IACR News item: 09 June 2025
JIngyu Liu, Yingjie Xue, Di Wu, Jian Liu, Xuechao Wang
Payment Channel Networks (PCNs) are the most scalable and trust-minimized solution to Bitcoin's scalability challenges. Within PCNs, connected payer and payee can make arbitrary off-chain transactions through multi-hop payments (MHPs) over payment channel paths, while intermediate relays charge relay fees by providing liquidity.

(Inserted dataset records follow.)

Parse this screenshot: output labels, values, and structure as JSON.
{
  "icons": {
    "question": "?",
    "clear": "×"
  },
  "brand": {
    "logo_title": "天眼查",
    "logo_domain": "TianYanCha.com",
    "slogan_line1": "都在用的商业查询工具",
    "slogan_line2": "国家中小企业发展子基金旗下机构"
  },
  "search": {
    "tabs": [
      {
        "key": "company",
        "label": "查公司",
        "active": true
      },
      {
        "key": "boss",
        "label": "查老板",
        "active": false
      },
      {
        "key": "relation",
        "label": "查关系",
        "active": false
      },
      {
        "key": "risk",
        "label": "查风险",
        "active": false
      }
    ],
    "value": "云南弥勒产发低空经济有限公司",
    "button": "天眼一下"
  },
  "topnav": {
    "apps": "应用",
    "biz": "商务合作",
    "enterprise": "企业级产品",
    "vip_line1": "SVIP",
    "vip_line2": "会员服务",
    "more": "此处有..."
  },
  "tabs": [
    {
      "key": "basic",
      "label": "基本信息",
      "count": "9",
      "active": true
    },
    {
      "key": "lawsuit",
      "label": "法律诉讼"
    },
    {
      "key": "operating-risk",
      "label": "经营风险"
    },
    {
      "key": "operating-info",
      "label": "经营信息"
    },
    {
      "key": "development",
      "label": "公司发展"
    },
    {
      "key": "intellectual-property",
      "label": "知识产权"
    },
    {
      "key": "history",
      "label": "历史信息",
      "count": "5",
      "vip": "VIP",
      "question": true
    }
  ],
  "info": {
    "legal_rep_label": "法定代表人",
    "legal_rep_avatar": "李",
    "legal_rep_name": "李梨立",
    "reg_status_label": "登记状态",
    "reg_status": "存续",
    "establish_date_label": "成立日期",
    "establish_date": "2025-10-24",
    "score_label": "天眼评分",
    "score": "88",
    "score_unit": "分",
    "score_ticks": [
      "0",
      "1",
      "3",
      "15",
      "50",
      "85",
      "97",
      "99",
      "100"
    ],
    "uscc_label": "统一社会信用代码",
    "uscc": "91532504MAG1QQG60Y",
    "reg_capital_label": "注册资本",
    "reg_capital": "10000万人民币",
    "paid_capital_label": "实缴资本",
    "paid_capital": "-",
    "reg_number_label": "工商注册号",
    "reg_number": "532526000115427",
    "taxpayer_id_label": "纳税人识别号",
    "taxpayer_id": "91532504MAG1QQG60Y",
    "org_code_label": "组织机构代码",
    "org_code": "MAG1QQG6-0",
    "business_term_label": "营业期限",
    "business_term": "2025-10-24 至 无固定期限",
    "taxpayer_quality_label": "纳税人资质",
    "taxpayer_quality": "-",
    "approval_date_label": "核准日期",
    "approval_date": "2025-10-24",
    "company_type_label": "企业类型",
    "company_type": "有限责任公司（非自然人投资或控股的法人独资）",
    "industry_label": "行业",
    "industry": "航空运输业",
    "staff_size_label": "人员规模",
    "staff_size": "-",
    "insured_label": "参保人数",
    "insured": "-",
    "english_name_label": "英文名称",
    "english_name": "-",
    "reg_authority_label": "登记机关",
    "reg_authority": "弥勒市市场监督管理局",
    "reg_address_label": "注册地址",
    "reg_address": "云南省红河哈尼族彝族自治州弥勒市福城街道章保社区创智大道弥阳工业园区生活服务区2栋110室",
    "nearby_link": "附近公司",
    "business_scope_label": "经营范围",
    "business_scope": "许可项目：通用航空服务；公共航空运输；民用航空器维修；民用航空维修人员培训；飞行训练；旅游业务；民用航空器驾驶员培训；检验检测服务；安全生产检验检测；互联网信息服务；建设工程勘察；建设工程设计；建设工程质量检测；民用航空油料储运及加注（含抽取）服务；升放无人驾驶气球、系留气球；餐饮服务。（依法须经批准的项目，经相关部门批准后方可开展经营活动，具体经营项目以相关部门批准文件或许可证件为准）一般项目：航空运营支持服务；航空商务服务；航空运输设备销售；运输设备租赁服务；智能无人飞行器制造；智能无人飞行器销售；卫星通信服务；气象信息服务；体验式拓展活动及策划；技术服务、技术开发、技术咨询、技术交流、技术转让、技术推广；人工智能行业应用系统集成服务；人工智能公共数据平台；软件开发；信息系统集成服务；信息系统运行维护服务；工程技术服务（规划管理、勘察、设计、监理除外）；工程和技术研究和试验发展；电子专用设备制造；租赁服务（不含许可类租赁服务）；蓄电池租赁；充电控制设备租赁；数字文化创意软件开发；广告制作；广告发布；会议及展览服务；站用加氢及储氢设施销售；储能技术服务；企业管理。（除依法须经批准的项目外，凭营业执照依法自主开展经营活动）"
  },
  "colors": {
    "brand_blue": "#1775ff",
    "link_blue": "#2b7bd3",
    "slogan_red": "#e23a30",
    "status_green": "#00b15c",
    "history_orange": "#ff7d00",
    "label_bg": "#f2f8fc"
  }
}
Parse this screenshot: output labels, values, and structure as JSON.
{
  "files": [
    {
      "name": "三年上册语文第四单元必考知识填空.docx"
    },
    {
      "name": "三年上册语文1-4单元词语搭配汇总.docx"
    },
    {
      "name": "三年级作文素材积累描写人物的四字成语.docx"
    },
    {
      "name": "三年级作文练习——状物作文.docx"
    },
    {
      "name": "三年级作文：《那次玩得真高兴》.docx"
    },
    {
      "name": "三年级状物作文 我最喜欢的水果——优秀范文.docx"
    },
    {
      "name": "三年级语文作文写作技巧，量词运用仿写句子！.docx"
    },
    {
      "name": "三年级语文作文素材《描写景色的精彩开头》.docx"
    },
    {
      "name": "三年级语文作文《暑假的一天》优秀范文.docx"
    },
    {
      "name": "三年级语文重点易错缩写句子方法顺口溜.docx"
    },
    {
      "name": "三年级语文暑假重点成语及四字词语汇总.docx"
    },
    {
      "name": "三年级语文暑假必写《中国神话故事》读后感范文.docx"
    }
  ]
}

However, current MHP protocols face critical security threats including fee-stealing attacks and griefing attacks. In this paper, we identify new fee-stealing attacks targeting most existing MHP protocols. Second, we prove that eliminating griefing attacks in current MHP protocols is impossible by reducing the problem to fair secret exchange. Finally, we introduce Zeus, the first Bitcoin-compatible MHP protocol that is secure against fee-stealing attacks and offers bounded griefing protection against $k$-cost-sensitive adversaries—those who only launch griefing attacks when the expected damage exceeds a $k$ fraction of their own cost. These guarantees are established through rigorous proofs in the Global Universal Composability (GUC) framework. Our comprehensive evaluation demonstrates that Zeus reduces worst-case griefing damage to 28\% and 75\% compared to MHP schemes such as AMHL~(NDSS'19) and Blitz~(USENIX SEC'21), respectively. Our results further show that, even under the most adverse configurations within the Lightning Network, Zeus imposes costs on adversaries that are at least ten times greater than their potential damage.